Passaremos à descrição das várias contribuições teóricas – por uma ordem que não coincide cronologicamente com a sua entrada ou adopção no quadro teórico – a que finalmente fomos chegando. Aborda-se em primeiro lugar o conceito de discurso proposto por Foucault, ou seja, enquanto prática que regula, organiza e reproduz a realidade que descreve (cf. Foucault, 2005) e a constelação poder/saber como articulação permanente entre o exercício de qualquer poder e de qualquer saber ou, por outras palavras, o facto de não haver nunca um poder que não pressuponha um saber, nem um saber que não se traduza numa forma de poder. (cf. Foucault, 1980) Para Foucault, trata-se de “procurar as instâncias de produção discursiva (que evidentemente também administram silêncios), de produção de poder (que às vezes tem por função interdizer), de produção de saber (as quais, muitas vezes, fazem circular erros ou ignorâncias sistemáticas)”. (Foucault, 1994a:18) Segundo o autor “é efectivamente no discurso que poder e saber se vêm articular” (ibid.:103) ideia fulcral que deve permanecer sempre presente ao longo da leitura de todo este trabalho.”
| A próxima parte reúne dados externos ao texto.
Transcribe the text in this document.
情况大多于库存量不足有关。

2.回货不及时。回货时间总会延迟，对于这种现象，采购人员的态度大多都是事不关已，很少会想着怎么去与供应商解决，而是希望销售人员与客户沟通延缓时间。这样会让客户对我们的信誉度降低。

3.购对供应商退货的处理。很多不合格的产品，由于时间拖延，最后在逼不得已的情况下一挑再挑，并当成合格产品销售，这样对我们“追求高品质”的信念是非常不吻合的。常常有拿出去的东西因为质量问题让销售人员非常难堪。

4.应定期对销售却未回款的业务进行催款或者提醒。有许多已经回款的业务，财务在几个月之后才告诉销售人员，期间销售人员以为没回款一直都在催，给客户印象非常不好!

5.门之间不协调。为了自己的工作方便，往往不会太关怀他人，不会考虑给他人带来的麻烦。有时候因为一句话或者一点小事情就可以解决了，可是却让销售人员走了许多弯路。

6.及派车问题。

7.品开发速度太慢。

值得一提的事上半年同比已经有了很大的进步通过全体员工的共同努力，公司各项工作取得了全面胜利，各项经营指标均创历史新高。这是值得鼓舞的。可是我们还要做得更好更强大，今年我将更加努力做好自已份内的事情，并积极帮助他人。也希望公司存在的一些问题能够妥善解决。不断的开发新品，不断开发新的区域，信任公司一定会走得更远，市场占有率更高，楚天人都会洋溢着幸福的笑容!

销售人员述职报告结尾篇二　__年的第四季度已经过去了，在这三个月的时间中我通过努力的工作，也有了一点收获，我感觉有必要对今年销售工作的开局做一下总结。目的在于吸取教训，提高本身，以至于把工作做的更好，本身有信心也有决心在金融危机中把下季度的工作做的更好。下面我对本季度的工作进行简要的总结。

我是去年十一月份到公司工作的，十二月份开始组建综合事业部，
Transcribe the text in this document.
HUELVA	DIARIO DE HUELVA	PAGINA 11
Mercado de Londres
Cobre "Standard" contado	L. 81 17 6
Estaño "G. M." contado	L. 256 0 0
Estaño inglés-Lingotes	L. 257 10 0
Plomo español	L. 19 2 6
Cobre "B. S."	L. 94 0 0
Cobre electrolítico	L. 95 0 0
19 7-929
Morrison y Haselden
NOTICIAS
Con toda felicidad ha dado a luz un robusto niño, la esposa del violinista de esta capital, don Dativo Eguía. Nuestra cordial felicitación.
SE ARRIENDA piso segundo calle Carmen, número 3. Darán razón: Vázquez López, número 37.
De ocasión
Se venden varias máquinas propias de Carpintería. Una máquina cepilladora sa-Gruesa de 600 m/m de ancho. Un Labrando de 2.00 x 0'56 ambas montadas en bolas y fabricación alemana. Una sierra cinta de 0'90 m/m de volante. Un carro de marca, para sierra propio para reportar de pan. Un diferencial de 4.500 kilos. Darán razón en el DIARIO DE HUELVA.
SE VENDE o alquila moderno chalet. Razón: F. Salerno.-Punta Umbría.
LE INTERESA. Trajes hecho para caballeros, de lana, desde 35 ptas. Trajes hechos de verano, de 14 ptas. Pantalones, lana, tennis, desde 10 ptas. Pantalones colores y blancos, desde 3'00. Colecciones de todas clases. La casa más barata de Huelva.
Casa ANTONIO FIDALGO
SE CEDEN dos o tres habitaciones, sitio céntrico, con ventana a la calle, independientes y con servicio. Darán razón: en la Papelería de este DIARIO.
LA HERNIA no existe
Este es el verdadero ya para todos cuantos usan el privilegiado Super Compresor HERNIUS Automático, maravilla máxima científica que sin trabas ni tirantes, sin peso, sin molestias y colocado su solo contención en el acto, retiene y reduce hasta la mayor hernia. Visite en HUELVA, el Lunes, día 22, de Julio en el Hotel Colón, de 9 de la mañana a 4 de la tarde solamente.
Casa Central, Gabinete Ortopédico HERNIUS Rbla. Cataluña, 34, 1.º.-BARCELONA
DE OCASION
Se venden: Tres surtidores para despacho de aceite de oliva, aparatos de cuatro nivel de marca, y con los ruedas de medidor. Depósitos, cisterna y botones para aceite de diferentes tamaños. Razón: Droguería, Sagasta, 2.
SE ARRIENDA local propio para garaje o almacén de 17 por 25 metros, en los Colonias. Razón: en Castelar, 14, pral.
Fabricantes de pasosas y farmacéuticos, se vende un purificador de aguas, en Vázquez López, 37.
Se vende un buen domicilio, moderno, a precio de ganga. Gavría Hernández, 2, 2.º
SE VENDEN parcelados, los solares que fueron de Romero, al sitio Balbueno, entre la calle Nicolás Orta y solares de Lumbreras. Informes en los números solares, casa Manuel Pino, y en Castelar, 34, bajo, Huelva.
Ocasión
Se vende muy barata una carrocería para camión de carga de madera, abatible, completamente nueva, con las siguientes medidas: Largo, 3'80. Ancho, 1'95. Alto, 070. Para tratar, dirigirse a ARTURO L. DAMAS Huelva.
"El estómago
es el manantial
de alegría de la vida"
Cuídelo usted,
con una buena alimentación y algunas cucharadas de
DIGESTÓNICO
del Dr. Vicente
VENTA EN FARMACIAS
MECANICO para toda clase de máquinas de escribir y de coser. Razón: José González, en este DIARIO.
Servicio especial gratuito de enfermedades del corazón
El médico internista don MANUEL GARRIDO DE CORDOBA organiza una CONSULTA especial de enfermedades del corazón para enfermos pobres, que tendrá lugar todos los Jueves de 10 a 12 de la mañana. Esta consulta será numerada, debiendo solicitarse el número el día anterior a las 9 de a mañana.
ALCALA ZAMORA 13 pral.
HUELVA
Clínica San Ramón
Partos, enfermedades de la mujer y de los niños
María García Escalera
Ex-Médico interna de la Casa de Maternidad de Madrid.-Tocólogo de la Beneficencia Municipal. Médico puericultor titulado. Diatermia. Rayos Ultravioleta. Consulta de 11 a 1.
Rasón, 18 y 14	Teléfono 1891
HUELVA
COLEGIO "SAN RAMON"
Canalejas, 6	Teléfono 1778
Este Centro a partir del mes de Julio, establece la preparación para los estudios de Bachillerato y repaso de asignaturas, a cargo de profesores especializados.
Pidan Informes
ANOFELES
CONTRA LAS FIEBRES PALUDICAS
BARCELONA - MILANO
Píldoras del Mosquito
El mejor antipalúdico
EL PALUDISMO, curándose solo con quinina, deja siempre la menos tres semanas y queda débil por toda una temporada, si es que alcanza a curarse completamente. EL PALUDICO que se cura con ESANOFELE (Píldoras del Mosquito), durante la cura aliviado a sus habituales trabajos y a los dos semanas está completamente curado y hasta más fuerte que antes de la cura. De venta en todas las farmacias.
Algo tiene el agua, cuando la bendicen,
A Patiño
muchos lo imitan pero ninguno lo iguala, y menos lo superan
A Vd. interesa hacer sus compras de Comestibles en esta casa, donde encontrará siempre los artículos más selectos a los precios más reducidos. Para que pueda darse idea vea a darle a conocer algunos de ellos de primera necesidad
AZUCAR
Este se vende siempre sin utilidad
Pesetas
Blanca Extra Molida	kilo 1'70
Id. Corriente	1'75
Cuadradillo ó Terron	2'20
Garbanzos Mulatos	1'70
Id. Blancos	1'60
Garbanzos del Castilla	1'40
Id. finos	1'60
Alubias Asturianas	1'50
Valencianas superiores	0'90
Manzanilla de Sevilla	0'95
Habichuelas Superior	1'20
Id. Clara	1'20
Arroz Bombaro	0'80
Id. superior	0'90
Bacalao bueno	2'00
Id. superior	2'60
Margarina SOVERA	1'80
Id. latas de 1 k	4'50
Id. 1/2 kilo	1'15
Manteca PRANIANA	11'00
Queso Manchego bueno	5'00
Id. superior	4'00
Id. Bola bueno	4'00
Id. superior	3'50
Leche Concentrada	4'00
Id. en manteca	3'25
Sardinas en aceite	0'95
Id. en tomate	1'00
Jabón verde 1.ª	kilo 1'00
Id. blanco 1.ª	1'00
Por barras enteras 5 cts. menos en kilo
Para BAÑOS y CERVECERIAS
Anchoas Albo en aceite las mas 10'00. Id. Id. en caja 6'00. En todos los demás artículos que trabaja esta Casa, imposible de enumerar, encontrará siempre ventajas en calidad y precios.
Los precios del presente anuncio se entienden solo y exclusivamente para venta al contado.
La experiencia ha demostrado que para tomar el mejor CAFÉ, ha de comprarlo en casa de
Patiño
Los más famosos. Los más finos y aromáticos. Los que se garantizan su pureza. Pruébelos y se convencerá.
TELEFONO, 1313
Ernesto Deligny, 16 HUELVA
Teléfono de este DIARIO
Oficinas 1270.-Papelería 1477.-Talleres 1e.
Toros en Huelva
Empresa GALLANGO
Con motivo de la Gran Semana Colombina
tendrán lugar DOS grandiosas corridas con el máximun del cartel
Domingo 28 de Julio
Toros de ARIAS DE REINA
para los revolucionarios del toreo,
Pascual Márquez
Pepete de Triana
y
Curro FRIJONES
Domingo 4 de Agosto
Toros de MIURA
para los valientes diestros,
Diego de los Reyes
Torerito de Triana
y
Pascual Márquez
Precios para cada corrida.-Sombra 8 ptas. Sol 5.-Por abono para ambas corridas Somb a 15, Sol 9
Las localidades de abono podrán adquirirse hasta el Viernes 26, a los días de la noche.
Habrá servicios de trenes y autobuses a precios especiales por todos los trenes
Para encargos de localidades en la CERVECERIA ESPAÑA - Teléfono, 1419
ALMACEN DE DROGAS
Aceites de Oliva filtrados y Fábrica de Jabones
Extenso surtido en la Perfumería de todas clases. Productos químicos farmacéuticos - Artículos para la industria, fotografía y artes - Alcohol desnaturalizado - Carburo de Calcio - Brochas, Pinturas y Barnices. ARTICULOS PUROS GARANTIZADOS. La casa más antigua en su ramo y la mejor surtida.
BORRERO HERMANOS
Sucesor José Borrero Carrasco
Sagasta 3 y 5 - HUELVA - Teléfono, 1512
in Música e Poder: para uma sociologia da ausência da música portuguesa no contexto europeu. Almedina 2011.
p. 20-21

Seleccionei neste caso apenas 2 páginas. Escolho fragmentos que me parecem constituirem um bloco, um gesto, um pensamento talvez válido em si mesmo. Mas certamente que não irei colocar no Facebook as 530 páginas da tese. Tenho de permanecer lúcido (apesar da minha razoável loucura). Quase como danças curtas de uma enorme suite barroca na qual a forma como se escreve (música….) constitui um objecto de interesse….
Talvez o facto de ir lendo As Passagens de Paris de Walter Benjamin, uma apoteose de fragmento e de inacabado – conceitos que me são muito caros na música e no pensamento – o possa explicar parcialmente.